RE: [PATCH V4 05/18] iommu/ioasid: Redefine IOASID set and allocation APIs

From: Tian, Kevin
Date: Wed Apr 28 2021 - 02:34:50 EST


> From: Jason Gunthorpe <jgg@xxxxxxxxxx>
> Sent: Monday, April 26, 2021 8:38 PM
>
[...]
> > Want to hear your opinion for one open here. There is no doubt that
> > an ioasid represents a HW page table when the table is constructed by
> > userspace and then linked to the IOMMU through the bind/unbind
> > API. But I'm not very sure about whether an ioasid should represent
> > the exact pgtable or the mapping metadata when the underlying
> > pgtable is indirectly constructed through map/unmap API. VFIO does
> > the latter way, which is why it allows multiple incompatible domains
> > in a single container which all share the same mapping metadata.
>
> I think VFIO's map/unmap is way too complex and we know it has bad
> performance problems.

Can you or Alex elaborate where the complexity and performance problem
locate in VFIO map/umap? We'd like to understand more detail and see how
to avoid it in the new interface.

>
> If /dev/ioasid is single HW page table only then I would focus on that
> implementation and leave it to userspace to span different
> /dev/ioasids if needed.
>
> > OK, now I see where the disconnection comes from. In my context ioasid
> > is the identifier that is actually used in the wire, but seems you treat it as
> > a sw-defined namespace purely for representing page tables. We should
> > clear this concept first before further discussing other details. 😊
>
> There is no general HW requirement that every IO page table be
> referred to by the same PASID and this API would have to support

Yes, but what is the value of allowing multiple PASIDs referring to the
the same I/O page table (except the nesting pgtable case)? Doesn't it
lead to poor iotlb efficiency issue similar to multiple iommu domains
referring to the same page table?

> non-PASID IO page tables as well. So I'd keep the two things
> separated in the uAPI - even though the kernel today has a global
> PASID pool.

for non-PASID usages the allocated PASID will be wasted if we don't
separate ioasid from pasid.
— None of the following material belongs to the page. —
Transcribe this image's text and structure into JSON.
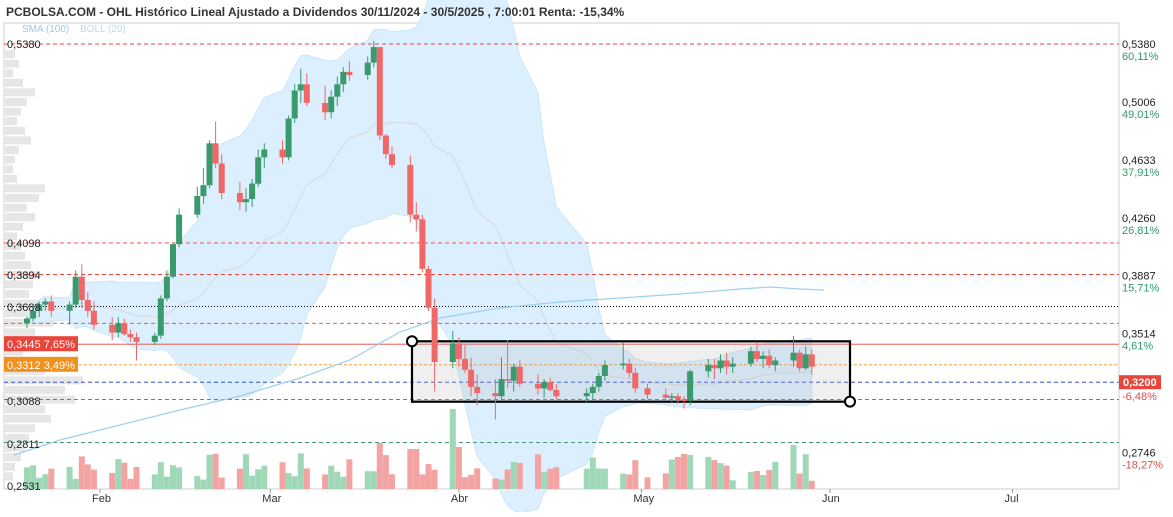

But it may be worthwhile given 1m available
pasids and the simplification in the uAPI which only needs to care about
one id space then.

>
> > Then following your proposal, does it mean that we need another
> > interface for allocating PASID? and since ioasid means different
> > thing in uAPI and in-kernel API, possibly a new name is required to
> > avoid confusion?
>
> I would suggest have two ways to control the PASID
>
> 1) Over /dev/ioasid allocate a PASID for an IOASID. All future PASID
> based usages of the IOASID will use that global PASID
>
> 2) Over the device FD, when the IOASID is bound return the PASID that
> was selected. If the IOASID does not have a global PASID then the
> kernel is free to make something up. In this mode a single IOASID
> can have multiple PASIDs.
>
> Simple things like DPDK can use #2 and potentially have better PASID
> limits. hypervisors will most likely have to use #1, but it depends on
> how their vIOMMU interface works.

Can you elaborate why DPDK wants to use #2 i.e. not using a global
PASID?

>
> I think the name IOASID is fine for the uAPI, the kernel version can
> be called ioasid_id or something.

ioasid is already an id and then ioasid_id just adds confusion. Another
point is that ioasid is currently used to represent both PCI PASID and
ARM substream ID in the kernel. It implies that if we want to separate
ioasid and pasid in the uAPI the 'pasid' also needs to be replaced with
another general term usable for substream ID. Are we making the
terms too confusing here?

>
> (also looking at ioasid.c, why do we need such a thin and odd wrapper
> around xarray?)
>

I'll leave it to Jean and Jacob.

Thanks
Kevin